Con dos definiciones exactas de la guía, casi que estudiadas de memoria, me aseguro su confianza, que sospecho ganada de ante mano a pesar de creer que no nos conocíamos. Pero sí. Es más: con el negro Pablo nos sentimos parecidos -una especie de "hay onda", sí-.

Y prontamente el final va tomando color. Después de pasearme sutilmente por algunos temas de la cursada a los que respondo algunos bien algunos no tanto, nos reímos. Es que de repente me tira un chiste acerca de su materia que ya es su vocación, la estadística: "Podrían haberlo dicho de otra manera, ¿no? Algo más fácil, ¿no? Pero la metodología es así, complicada", divaga Pablito, a lo que me prendo instantáneamente con el objetivo de demorar -porque la demora, claro, siempre juega a favor del estudiante-.

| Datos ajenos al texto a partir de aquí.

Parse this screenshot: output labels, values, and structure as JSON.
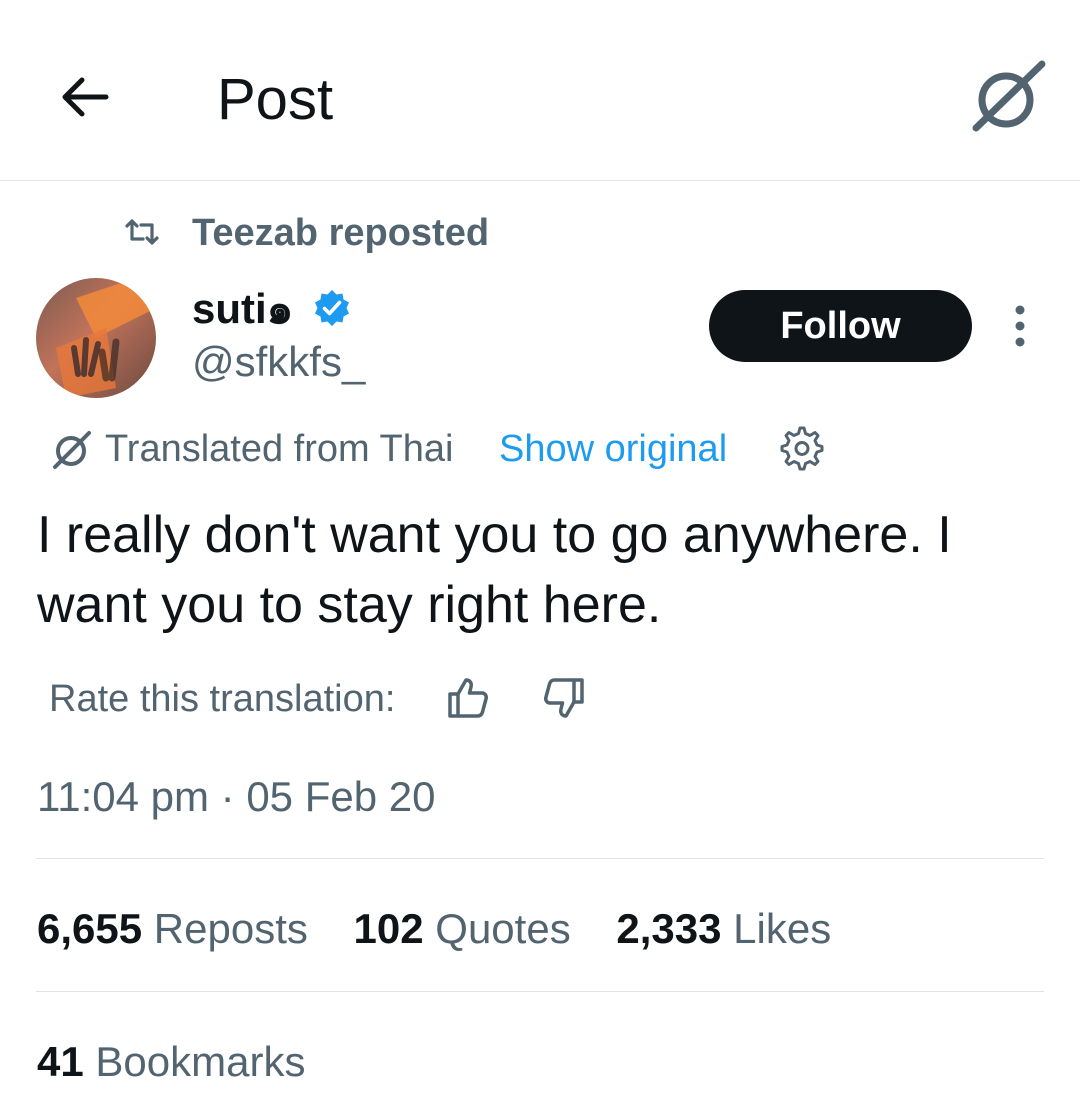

El oral está próximo a su final. Antes ya hubo una instancia escrita, así que Pablo, que se queda sin temas para pasearme pita el final: "Bueno, creo que ya está, ¿no?", me pregunta con esa complicidad que había inaugurado con esa primer acotación del "rincón de jubilados", sospechosamente destinada hacia mí -¿me conocía o no de antes? es la duda que me queda- y hasta me deja un silencio para responder: "Creo que sí".

Nos levantamos y nos apretamos las manos. Nos hasta deseamos buena suerte y declaramos el deseo de que el año que viene nos volvemos a cruzar por los pasillos de esta, la tan destruida pero cariñosa facultad de Marcelo T. Y la formalidad no es falsa, es que con el negro Pablo el afecto es sincero. Y cómplice.

Entonces nos dirigimos de vuelta al estrado principal, y al anotarme en la planilla y pedirme una firma, se dirige a la vieja conchuda con un: "Brillante este chico, eh; un nueve", declara, lo que significa mi victoria total. Loca de mierda no puede hacer nada, zafé de sus garras, de sus preguntas maliciosas y de su ignorancia profunda; fue Pablo el que hizo justicia, sí. Y la vieja de los teóricos ya no puede hacer nada. El gancho está puesto; a Pablo, esta vez, lo tengo de mi lado.

Antes de irme, le devuelvo esa sonrisa cómplice al negro y a la loca, que me mira con esos ojos llenos de fuego y que me inquiere con esa mirada de "esta vez zafás pero la próxima...", sólo le junto los labios y le regalo una fría expresión de "Tomá, vieja puta. Por esa pregunta que valía dos puntos y que me la tachaste completamente, tomá, sí, porque sé que fuiste vos la que me corrigió esa prueba y me mandó a final por esa pregunta de mierda; acá tenés el nueve. Y otra vez será".